One of the museum’s themed tours, Hard Times, gives a glimpse into the home life of a 1870 Prussian family called Gumpertz. Living at that time in what was known as “klein Deutschland” (little Germany), the Gumpertz family’s daily reality included sharing a rear yard outhouse, one water spigot for the whole building, and incredibly cramped quarters for a family of six—about 325 square feet.

“You have to sort of barter with your neighbors,” said Cooper of how people dealt with navigating for the water supply. She also pointed out that even inside the tiny home, family members had to work around one another in the cramped space.

Through his work as a heel-cutter, Mr. Gumpertz earned $7 a week to pay $10 for rent and other expenses, until an 1873 national financial crisis put him out of work. He disappeared, leaving Mrs. Gumpertz to fend for herself and their four children, which ultimately led to her taking out a $50 loan from friends to start her own seamstress business. She turned out to be successful, and in 1886 moved from the cramped apartment to Yorkville at 86th Street.
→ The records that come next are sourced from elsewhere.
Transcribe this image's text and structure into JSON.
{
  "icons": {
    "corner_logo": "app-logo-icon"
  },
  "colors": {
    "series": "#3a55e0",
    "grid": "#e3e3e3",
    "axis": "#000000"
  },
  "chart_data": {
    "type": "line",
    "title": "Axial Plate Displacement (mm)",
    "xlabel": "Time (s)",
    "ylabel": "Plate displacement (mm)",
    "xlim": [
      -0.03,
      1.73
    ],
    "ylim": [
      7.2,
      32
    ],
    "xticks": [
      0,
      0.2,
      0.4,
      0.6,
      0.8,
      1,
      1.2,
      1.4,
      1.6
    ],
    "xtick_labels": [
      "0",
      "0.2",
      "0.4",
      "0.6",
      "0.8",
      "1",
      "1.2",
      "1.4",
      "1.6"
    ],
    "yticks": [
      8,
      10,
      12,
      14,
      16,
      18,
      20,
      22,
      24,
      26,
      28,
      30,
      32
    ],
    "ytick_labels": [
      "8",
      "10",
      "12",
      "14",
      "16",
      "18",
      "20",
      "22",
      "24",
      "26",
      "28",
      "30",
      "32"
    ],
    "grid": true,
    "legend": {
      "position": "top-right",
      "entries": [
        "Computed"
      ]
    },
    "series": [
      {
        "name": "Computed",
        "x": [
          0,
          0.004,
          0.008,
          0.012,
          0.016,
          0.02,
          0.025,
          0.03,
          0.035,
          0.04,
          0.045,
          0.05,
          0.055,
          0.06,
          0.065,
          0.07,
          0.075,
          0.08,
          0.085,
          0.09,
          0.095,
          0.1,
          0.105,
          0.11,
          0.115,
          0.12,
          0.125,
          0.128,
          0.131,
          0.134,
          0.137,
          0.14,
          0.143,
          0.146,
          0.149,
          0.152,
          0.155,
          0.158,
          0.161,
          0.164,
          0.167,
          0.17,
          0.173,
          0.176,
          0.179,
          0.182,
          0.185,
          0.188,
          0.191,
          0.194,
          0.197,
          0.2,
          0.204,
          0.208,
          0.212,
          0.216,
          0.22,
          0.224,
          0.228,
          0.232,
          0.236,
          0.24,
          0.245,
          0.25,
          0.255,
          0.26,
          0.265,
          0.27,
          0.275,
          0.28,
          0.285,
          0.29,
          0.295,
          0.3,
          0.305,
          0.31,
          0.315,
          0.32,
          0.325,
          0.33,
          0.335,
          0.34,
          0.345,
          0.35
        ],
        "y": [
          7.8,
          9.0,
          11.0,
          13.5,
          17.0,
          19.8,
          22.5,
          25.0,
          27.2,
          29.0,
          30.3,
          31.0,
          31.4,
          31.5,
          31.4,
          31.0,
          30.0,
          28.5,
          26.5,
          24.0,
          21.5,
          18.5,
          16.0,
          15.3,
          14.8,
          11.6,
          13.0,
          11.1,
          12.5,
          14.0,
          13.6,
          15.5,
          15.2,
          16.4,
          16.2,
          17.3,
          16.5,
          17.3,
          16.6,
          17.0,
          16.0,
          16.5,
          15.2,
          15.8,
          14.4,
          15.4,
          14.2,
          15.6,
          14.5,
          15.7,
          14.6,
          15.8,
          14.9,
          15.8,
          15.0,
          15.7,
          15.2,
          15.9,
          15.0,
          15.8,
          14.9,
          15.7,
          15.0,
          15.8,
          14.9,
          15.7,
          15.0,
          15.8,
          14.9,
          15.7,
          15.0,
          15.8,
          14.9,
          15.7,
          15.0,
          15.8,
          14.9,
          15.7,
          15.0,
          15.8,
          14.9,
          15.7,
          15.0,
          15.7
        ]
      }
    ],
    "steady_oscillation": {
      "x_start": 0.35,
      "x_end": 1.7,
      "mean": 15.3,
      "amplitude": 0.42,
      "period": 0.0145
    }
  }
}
“She reached the pinnacle of the American dream with help from her village,” said Cooper.

But waves of other immigrants and their families continued to live and work in the area. By the turn of the century, the Lower East Side at Orchard Street and Delancey Street was the most densely populated neighborhood on the planet.

Among them were later occupants of the building in the next-door apartment in 1928, the Baldizzi family. The Sicilian immigrants came at a time when immigration reforms caused clamping down on quotas, and Mrs. Baldizzi entered the country illegally.

There were also some social concerns with certain types of diseases that immigrant groups such as Italians or Irish could have carried. The irony was that the conditions in which immigrants could afford to live were simply not up to par.

“Instead of blaming the conditions in which these people are living in small, cramped, airless homes—they blame the ethnicity,” said Cooper of the mindset at the time.

As a tenement, the legal term for a building that was home to three or more families, the building at 97 Orchard St., was shuttered in 1935 when a new fire code required staircases be fireproof. Like other tenements in the city, rather than spend the money to rebuild up to new codes, many landlords simply decided to shutter buildings. In the process, tenants were evicted while only commercial storefronts on the ground floor were kept open.

“It actually hurt this community because many people lost their homes,” said Cooper. But the loss of one generation became the gain of another.

Rediscovered in the 1990s, the building is now part of the larger museum, which includes a nearby bookstore with floor to ceiling books about New York City, and a small screening room with a 30-minute film about the area’s history. The museum also hosts walks through the neighborhood, historical re-enactments, and evening lectures and readings.

Only an hour long, a tour through 97 Orchard St., is a valuable glimpse into New York City’s past.